En 2006, apareció el atacante menos productivo surgido del club: Hernán Fernández, quien solo sumó sus únicos seis minutos en primera división el día de su debut, en el Clausura 2006, en encuentro ante Tecos. Ese mismo año apareció Edy Brambila, quien disputó 77 encuentros con los Tuzos, con un saldo de tres goles.

Para 2007 apareció Víctor Mañón, atacante cuyo único legado es el de ser el futbolista más joven en debutar en la Liga MX, con 15 años, siete meses y dos días. El Gato, como se le conoce en el balompié azteca, apenas disputó 18 encuentros y marcó tres dianas.

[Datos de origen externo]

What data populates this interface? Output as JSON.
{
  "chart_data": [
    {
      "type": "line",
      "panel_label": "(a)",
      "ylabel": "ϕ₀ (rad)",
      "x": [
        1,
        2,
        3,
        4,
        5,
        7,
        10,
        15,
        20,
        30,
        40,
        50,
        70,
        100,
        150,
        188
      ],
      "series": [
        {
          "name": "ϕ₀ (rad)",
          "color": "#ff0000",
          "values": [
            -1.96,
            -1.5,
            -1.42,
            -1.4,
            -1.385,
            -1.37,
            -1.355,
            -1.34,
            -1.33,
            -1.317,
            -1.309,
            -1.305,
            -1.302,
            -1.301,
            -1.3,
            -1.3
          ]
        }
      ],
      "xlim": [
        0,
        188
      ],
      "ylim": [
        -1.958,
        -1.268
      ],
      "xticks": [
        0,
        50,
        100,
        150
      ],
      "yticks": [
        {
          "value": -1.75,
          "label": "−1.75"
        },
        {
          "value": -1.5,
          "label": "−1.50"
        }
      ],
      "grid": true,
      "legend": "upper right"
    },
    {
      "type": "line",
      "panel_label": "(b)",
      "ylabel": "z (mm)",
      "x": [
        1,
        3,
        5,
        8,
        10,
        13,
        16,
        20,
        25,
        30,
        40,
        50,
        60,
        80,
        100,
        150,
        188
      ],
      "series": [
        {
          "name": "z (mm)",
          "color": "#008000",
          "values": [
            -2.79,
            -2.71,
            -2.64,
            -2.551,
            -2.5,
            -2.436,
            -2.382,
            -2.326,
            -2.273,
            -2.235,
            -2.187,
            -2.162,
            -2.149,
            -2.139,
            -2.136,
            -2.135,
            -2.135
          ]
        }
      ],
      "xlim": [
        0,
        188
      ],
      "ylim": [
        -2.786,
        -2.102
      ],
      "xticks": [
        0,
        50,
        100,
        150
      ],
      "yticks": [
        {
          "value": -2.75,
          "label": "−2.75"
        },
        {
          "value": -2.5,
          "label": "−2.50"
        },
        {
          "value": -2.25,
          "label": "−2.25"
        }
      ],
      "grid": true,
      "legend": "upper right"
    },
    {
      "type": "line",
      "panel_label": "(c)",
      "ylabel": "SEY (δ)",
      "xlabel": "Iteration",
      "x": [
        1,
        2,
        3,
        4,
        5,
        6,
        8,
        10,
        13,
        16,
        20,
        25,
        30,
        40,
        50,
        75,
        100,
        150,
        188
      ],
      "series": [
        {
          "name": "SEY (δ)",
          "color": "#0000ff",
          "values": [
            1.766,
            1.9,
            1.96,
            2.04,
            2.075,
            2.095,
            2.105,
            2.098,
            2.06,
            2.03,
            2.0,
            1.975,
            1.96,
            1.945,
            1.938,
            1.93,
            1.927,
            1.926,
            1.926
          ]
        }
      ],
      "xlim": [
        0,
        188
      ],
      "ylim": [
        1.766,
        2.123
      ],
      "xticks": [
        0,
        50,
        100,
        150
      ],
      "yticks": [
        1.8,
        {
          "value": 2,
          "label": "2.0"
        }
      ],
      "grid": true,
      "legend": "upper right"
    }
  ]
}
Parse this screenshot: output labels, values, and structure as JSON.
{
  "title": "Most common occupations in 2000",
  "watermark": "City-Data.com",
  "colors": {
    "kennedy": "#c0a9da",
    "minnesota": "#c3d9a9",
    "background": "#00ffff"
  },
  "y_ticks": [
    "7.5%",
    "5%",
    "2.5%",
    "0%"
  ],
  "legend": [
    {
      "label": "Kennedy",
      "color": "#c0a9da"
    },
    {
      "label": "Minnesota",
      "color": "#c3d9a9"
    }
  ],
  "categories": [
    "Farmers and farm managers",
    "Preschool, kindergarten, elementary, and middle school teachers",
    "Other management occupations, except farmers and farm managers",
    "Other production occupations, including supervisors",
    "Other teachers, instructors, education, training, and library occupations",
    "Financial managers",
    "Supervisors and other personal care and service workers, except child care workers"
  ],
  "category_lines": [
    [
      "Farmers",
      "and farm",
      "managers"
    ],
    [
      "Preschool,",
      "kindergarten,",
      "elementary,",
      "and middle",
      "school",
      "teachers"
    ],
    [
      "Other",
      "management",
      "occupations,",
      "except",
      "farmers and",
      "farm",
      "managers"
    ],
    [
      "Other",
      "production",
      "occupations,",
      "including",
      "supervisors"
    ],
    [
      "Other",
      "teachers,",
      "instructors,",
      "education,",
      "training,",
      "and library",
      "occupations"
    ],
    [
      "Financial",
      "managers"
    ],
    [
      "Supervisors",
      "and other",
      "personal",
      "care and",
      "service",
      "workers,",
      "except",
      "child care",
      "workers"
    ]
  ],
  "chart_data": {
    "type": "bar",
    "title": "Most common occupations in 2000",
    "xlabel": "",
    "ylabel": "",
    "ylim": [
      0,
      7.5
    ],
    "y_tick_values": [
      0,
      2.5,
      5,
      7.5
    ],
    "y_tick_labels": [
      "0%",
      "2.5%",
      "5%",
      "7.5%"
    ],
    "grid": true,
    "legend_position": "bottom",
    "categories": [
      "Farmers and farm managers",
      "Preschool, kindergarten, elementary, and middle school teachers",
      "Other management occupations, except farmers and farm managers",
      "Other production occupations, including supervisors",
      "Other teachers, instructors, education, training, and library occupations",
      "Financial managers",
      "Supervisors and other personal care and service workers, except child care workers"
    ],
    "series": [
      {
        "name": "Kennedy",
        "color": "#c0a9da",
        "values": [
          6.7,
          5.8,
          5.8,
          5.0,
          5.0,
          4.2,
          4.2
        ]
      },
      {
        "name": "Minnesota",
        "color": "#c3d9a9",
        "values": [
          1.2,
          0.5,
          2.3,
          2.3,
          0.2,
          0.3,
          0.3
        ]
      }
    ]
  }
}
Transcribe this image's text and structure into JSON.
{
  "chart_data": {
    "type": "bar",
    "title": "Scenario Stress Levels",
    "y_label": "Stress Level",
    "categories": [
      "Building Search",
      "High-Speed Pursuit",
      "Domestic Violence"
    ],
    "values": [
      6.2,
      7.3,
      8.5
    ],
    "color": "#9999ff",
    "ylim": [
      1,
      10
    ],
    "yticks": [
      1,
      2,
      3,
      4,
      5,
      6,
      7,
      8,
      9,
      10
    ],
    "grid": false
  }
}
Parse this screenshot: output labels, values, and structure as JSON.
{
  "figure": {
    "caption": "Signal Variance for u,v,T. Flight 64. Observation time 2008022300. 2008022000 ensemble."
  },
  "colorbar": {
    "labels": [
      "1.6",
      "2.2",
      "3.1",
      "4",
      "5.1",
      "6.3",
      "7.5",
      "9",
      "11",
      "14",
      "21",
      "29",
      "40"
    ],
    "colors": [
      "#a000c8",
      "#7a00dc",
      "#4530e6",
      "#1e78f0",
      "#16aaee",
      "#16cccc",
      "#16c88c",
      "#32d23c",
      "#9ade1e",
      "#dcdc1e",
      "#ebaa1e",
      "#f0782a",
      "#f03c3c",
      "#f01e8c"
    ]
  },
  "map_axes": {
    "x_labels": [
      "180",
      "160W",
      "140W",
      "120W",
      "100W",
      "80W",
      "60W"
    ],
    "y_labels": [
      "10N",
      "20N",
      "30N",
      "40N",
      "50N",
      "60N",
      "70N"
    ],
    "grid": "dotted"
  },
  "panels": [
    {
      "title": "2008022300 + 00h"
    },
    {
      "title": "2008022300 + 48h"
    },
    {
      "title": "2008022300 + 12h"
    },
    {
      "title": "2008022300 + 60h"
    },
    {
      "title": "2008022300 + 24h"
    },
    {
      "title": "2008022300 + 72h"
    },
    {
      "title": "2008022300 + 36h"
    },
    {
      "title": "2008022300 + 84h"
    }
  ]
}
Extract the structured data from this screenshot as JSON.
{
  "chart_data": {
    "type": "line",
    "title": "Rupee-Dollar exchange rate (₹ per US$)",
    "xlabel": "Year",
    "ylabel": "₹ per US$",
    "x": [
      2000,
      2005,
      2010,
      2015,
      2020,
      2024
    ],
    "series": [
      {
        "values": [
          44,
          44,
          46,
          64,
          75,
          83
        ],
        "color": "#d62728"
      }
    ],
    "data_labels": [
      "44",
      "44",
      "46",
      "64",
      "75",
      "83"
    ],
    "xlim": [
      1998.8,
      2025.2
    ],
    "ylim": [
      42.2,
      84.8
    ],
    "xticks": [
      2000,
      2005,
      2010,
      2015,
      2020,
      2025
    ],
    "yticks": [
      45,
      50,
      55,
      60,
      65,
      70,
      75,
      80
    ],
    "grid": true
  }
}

Después vinieron Steven Almeida y Raúl Meráz, quienes colaboraron solo con un y dos tantos, respectivamente en 2011 y 2012, mientras que en 2015 debutó Guillermo Martí-nez, con solo cinco duelos en el primer equipo y
cero anotaciones.

En 2015 también apareció Juan José Calero, hijo del Cóndor, quien siempre mostró enjundia y garra con los blanquiazules. Juanjo solo tuvo oportunidad en 17 encuentros y apuntó en su cuenta un doblete ante Pumas.

Roberto de la Rosa hizo su debut en 2017, después de haber mostrado sus dotes goleadores en las divisiones Sub 17 y Sub 20.

Su paso en el máximo circuito ha sido complicado, pues se estrenó hasta casi más de dos años después de su presentación, con dos goles ante Pumas.

A partir del Guard1anes 2020 recibió la confianza de directiva y cuerpo técnico de ser el nuevo referente en el ataque tras la partida del goleador histórico del club, Franco Jara; incluso, le dieron el dorsal 9 para reafirmar su compromiso.

El semestre pasado apenas marcó dos tantos, uno de penal en la penúltima fecha de la fase regular y otro más en el choque de reclasificación.

Sus constantes fallas y el errar una pena máxima en el pasado encuentro ante Chivas lo han puesto en el ojo del huracán, con varios aficionados arremetiendo contra él en redes sociales.

Actualmente, la directiva y cuerpo técnico confían en dos prospectos que apenas suman sus primeros minutos en el primer equipo: Bryan González y Eduardo Mustre, quienes aspiran a romper esta tendencia negativa.